The way these things come into his head, sometimes. Standing there in the morning, looking at someone fishing, pissing on the stony ground that slopes down to the river, thinking about nothing much and then a man losing his little boy’s net pops into his head from years back. This really was some years back now. The way he couldn’t buy a new net to make it better. The little boy with his red hair.
He stands there each morning and he looks at the river, the fields, the sky. He tries to estimate what the weather will do for the rest of the day. He makes some decisions about the work he’s going to do on the treehouse or the raft. He thinks about making breakfast. He thinks about going to look for more wood.

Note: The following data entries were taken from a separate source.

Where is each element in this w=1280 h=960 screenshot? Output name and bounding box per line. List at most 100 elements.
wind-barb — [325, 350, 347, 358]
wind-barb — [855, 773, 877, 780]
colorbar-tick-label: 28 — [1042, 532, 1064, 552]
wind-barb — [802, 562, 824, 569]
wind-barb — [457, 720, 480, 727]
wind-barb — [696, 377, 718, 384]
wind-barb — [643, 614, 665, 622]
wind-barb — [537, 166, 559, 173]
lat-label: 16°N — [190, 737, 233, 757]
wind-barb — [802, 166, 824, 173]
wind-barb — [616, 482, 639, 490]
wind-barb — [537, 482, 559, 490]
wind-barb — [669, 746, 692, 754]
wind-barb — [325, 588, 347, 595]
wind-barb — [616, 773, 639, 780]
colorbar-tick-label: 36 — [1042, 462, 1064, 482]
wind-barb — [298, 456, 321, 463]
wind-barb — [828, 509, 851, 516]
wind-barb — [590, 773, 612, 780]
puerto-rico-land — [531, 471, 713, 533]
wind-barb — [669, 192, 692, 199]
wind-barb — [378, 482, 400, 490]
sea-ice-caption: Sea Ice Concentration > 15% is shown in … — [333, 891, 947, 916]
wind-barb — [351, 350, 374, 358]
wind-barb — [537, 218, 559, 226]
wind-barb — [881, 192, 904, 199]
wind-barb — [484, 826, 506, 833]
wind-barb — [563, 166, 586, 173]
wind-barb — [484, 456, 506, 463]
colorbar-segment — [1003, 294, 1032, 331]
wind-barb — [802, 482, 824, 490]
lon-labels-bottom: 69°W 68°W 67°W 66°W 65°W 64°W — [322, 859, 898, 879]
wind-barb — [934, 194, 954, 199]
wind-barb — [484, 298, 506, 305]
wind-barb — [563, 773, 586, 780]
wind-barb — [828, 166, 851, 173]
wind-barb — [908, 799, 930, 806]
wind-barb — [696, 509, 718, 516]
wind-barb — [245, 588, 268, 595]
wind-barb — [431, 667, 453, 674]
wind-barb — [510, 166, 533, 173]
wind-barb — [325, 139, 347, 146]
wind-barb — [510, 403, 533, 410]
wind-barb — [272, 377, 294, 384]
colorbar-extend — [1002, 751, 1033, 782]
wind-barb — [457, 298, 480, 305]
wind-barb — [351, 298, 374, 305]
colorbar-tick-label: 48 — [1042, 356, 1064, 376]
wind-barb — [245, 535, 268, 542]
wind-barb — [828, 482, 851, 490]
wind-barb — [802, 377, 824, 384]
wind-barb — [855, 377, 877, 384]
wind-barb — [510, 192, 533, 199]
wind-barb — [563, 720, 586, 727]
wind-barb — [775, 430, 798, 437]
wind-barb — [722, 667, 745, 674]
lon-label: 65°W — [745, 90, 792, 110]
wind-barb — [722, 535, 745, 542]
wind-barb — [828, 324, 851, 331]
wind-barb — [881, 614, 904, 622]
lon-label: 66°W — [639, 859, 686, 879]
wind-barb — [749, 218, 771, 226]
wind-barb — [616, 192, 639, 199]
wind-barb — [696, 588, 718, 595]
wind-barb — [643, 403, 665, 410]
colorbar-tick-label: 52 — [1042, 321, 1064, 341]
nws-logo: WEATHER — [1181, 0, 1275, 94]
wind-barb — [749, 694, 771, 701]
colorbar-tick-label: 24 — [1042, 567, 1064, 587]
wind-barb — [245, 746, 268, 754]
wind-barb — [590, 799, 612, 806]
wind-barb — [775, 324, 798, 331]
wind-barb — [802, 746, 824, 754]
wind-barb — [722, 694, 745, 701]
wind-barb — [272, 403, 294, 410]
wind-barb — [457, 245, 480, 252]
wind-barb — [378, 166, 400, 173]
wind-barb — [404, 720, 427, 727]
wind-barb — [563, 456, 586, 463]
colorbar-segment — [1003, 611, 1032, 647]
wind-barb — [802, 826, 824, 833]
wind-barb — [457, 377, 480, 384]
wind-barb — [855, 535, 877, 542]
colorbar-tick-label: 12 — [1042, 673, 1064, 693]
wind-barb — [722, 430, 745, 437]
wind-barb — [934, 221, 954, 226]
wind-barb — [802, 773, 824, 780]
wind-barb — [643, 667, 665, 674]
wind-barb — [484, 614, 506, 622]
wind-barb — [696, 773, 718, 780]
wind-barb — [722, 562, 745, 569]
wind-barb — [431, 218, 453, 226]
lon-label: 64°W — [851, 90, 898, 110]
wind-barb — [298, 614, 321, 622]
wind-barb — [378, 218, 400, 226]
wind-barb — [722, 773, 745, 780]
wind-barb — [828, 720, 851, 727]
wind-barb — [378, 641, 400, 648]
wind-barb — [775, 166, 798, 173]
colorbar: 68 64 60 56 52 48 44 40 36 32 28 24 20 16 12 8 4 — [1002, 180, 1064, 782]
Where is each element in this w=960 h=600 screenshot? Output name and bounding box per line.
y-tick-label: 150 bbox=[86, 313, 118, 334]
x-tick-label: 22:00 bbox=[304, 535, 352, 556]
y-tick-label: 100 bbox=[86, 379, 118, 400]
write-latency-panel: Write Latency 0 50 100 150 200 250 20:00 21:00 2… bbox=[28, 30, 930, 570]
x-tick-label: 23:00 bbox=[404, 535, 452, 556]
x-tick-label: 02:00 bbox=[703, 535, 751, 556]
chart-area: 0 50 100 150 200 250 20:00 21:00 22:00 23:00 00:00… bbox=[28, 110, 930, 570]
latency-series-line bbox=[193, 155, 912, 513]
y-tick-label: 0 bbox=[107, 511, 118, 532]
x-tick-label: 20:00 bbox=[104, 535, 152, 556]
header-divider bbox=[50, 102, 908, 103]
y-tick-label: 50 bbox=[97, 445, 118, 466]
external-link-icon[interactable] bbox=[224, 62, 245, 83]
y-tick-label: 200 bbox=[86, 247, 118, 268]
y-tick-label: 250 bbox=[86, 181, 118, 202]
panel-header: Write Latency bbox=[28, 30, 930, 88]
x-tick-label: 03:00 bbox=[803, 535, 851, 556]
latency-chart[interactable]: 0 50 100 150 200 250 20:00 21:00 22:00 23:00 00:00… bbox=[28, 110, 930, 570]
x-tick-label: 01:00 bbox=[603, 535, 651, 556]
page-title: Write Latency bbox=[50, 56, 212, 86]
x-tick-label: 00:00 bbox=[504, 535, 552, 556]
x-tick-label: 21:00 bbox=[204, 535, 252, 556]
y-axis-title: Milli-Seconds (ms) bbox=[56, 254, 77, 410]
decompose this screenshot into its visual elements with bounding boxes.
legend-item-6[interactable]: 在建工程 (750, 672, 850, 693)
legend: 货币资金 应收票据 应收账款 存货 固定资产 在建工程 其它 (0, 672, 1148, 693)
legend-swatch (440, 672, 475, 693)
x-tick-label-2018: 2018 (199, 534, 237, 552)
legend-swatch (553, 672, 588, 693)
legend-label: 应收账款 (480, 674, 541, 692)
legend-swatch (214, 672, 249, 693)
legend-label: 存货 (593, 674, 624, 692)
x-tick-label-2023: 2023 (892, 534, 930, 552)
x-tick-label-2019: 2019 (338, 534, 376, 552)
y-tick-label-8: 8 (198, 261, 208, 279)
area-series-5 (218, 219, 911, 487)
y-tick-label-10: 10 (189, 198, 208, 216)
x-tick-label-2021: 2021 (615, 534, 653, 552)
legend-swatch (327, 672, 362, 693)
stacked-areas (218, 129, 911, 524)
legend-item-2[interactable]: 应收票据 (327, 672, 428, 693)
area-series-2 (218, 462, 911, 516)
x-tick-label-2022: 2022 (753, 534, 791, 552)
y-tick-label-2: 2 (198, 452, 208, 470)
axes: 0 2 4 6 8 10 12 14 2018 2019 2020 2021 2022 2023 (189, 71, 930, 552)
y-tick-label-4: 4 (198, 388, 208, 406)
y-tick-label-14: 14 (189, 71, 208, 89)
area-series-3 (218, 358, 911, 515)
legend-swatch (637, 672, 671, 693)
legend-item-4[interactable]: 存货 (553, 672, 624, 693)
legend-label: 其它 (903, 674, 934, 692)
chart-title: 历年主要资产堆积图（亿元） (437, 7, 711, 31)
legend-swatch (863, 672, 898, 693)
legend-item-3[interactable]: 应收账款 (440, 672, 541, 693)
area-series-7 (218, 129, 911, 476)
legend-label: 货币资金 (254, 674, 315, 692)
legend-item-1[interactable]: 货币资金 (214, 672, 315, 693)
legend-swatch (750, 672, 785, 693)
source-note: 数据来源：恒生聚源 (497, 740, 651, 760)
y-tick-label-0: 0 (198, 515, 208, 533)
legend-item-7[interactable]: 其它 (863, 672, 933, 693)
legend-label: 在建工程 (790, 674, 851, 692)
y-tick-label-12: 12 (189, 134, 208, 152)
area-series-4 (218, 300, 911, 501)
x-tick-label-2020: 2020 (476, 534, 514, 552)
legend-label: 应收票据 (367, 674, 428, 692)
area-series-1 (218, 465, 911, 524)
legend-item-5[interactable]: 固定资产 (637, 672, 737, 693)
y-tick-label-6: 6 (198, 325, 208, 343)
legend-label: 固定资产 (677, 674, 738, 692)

It’s hard to understand why the people on the boats wave, sometimes. Perhaps they feel strange being out in the middle of the water like that. They feel vulnerable or lonely and it helps if they wave. Or they think it’s just what they’re supposed to do. Maybe they say ahoy! when they pass another boat. Who knows. The men on the commercial boats never wave. There’s one that goes by about once a week, a gravel-barge, and he’s never seen them waving the whole time he’s been here, not at him or the man fishing or at any of the other boats. When it goes upstream it sits high on the water, its tall panelled sides beaten like a steel drum. But coming back down, fully loaded, it looks like a different boat, sunk low in the water, steady and slow, a man in a flat blue cap walking the wave-lapped gunwales and washing them down with a long-handled mop. And he wonders, often, what would happen if the man fell in, if he would prove to be a good swimmer, if the driver of the boat would be able to stop and pull him back on board. Or if the man would drown and wash on to the shore where this small piece of stony ground slopes down to the water.